Although U+200B ZERO WIDTH SPACE seems to cut-and-paste on windows, it's not something I'd call 'reliable' - selecting characters from the left, moving to the right, it's easy enough not to select the U+200B ZERO WIDTH SPACE at the end of the page title. As such, I think it's reasonable not to allow the character, or to replace it with an underscore.

[1] https://sourceforge.net/tracker/?func=detail&atid=603138&aid=3182761&group_id=93107
[2] http://en.wikipedia.org/w/index.php?title=Podolsk&action=history
[3] http://bo.wikipedia.org/w/index.php?title=%E0%BD%94%E0%BD%BC%E0%BC%8B%E0%BD%91%E0%BD%BC%E0%BD%A3%E0%BC%8B%E0%BD%A6%E0%BD%B2%E0%BD%82&action=history


Version: unspecified
Severity: normal
See Also:
T16600: Illegal Unicode characters are allowed in pages
T3524: Usernames should use unicode whitelist
T4593: Non-printing characters allowed in registration
T7732: MediaWiki allows characters in the U+0080 to U+009F range
T44807: Invisible Unicode characters allowed on pagetitle (\u200E | \uFEFF | \u200B)
T57227: interwiki problems in km wikipedia
T57246: Problem with 0x200B ZERO WIDTH SPACE in page titles
T34717: Question: Bidi overrides and Unicode spaces removal from titles: why not zero-width space and horizontal tab?

Details

Reference
bz27446

Event Timeline

bzimport raised the priority of this task from to Medium.Nov 21 2014, 11:19 PM
bzimport set Reference to bz27446.
bzimport added a subscriber: Unknown Object (MLST).

To clarify; the pywikipedia bug was caused by calling .strip() on the page title.
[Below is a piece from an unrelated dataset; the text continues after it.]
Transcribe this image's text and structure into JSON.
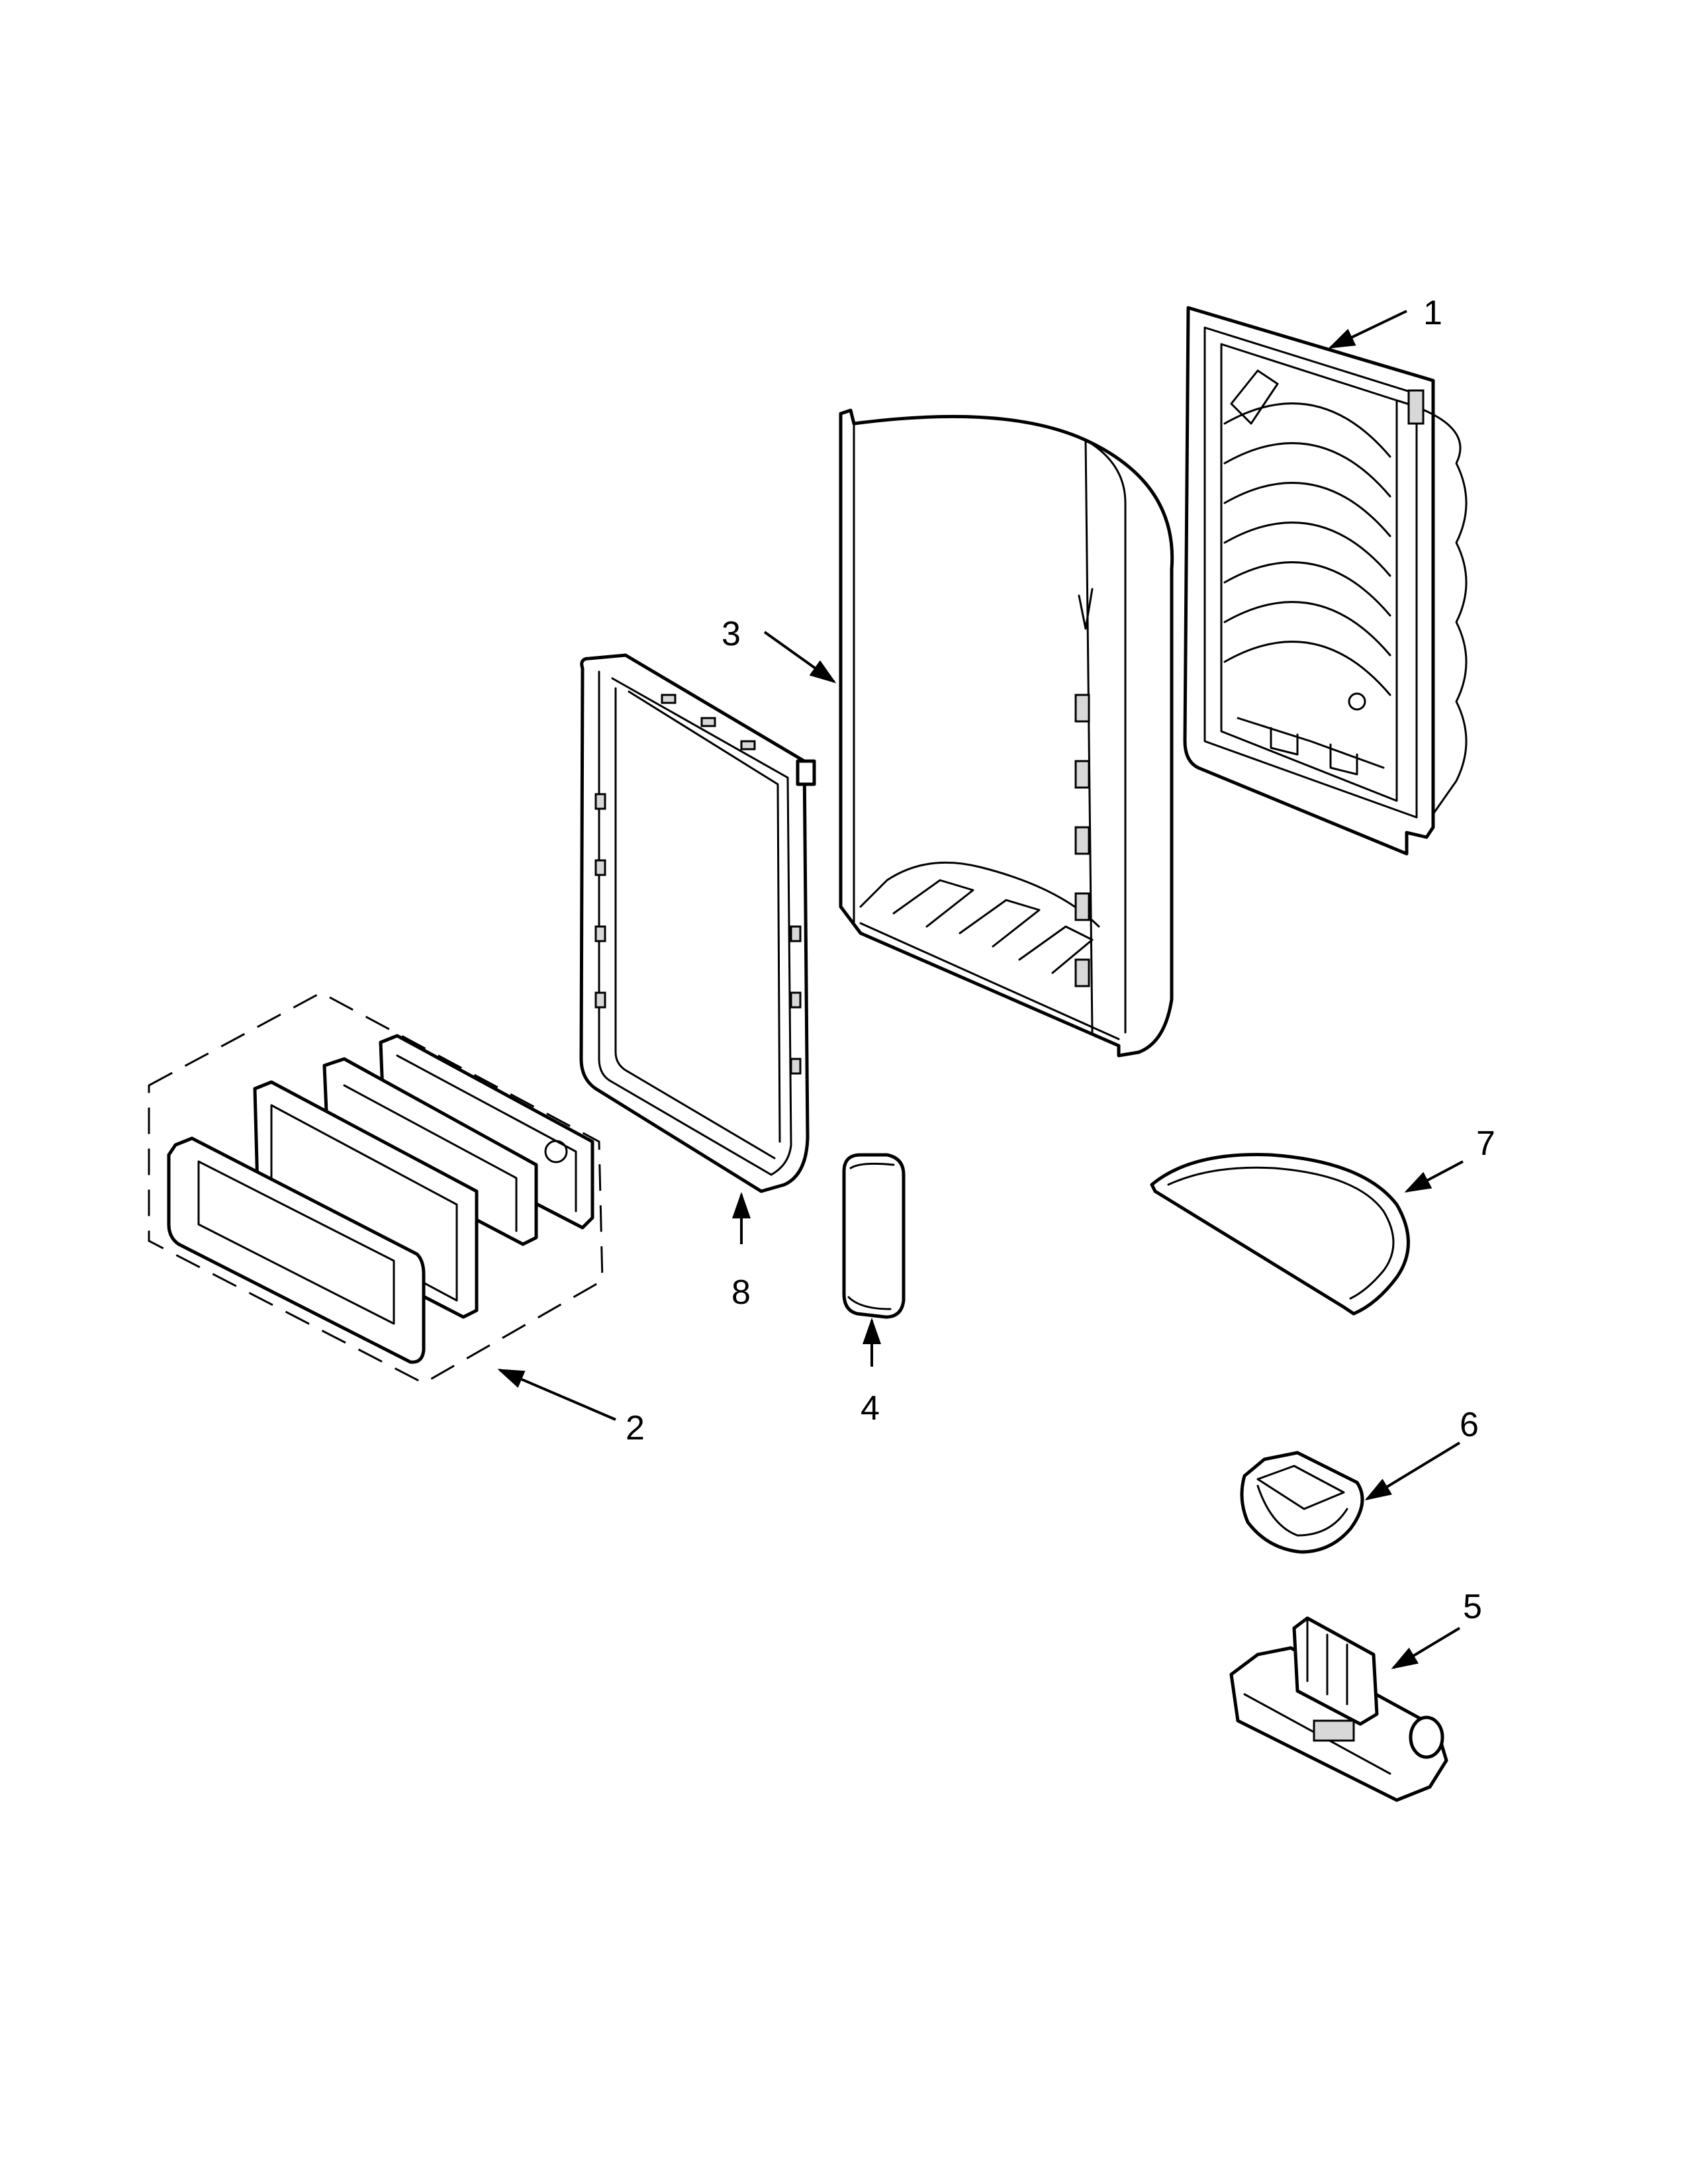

When working with Unicode < 4.0, this will strip the U+200B character (python < 2.7), with Unicode > 4.0, this will *not* strip the U+200B character (python >= 2.7).
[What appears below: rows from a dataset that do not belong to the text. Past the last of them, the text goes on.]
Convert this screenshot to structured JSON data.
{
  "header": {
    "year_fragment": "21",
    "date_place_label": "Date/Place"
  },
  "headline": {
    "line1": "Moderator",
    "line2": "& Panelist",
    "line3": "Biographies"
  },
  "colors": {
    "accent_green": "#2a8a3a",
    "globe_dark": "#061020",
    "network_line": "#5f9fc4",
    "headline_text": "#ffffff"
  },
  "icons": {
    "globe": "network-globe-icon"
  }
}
I don't _think_ it should be legit to have this char at beginning/end of a title, as zero-width space is meant to be used as a separator to disable ligatures etc, and only makes sense within a span of non-whitespace characters.

In the middle of words, it may actually be required for some languages.
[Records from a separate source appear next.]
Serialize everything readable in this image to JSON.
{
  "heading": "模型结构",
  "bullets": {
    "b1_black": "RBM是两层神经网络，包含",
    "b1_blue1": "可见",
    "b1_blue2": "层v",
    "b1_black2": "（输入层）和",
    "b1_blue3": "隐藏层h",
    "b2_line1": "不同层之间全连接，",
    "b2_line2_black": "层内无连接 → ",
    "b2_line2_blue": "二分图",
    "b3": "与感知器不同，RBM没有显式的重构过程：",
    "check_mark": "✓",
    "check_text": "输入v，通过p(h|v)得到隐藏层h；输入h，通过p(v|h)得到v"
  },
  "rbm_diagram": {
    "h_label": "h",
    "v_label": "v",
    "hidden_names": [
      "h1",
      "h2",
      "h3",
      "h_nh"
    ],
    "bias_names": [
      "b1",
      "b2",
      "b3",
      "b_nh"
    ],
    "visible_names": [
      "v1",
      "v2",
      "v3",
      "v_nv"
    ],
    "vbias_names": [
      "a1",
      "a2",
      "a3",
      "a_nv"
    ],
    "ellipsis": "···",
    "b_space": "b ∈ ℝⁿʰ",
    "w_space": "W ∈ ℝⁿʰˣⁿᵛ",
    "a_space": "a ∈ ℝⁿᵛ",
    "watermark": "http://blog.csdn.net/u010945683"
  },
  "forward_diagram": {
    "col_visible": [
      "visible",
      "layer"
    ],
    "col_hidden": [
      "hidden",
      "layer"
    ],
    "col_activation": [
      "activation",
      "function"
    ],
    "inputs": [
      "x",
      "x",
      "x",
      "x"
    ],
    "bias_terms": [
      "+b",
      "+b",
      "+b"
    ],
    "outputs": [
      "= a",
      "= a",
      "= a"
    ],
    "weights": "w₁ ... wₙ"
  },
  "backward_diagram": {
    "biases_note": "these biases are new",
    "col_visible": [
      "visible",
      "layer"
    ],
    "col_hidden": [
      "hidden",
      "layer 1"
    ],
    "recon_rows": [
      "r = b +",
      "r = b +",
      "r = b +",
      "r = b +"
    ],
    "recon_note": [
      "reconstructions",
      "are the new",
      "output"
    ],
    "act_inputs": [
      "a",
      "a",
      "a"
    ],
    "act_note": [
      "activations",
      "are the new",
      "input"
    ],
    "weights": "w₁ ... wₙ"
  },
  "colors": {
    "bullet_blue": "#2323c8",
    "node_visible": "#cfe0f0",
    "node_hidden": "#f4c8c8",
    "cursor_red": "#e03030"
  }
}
Correct behavior is _probably_ to strip this char from beginning/end during title normalization, while preserving it in the middle of words. Once that's done, a run of cleanupTitle & co should pretty transparently correct existing titles.

I would recommend double-checking the definitions and actual usage to make sure these assumptions are correct before changing rules, however.

A user reported the existence of these two pages on Portuguese Wikipedia:
https://pt.wikipedia.org/wiki/Coming_Out_of_the_Dark
https://pt.wikipedia.org/wiki/Coming_Out_%E2%80%8B%E2%80%8Bof_the_Dark
which appear on lists such as
https://pt.wikipedia.org/wiki/Special:PrefixIndex/Coming_Out?uselang=en
as if they were two identically named pages.

Fortunatelly, this seems to be the only title where this character was used (at least on ptwiki):
http://tools.wmflabs.org/addshore/grep/?pattern=%E2%80%8B%E2%80%8B&lang=pt&wiki=wiki&ns=0

Just had a U+200B in a filename on my third party wiki, and I'd like to prevent that in the future, because it caused a bit of confusion and does not seem to serve any purpose.

But since this seems to be one of those endless-saga-bugs that never get addressed, is there an easy way for me as server-admin of said third party wiki to exclude this (and other) invisible character from filenames (pagenames too)?

edit: To answer my own question - apparently this is addressed by the Title-Blacklist on Wikipedia:

https://en.wikipedia.org/wiki/MediaWiki:Titleblacklist

specifically the line

.*[\x{00A0}\x{1680}\x{180E}\x{2000}-\x{200B}\x{2028}\x{2029}\x{202F}\x{205F}\x{3000}].*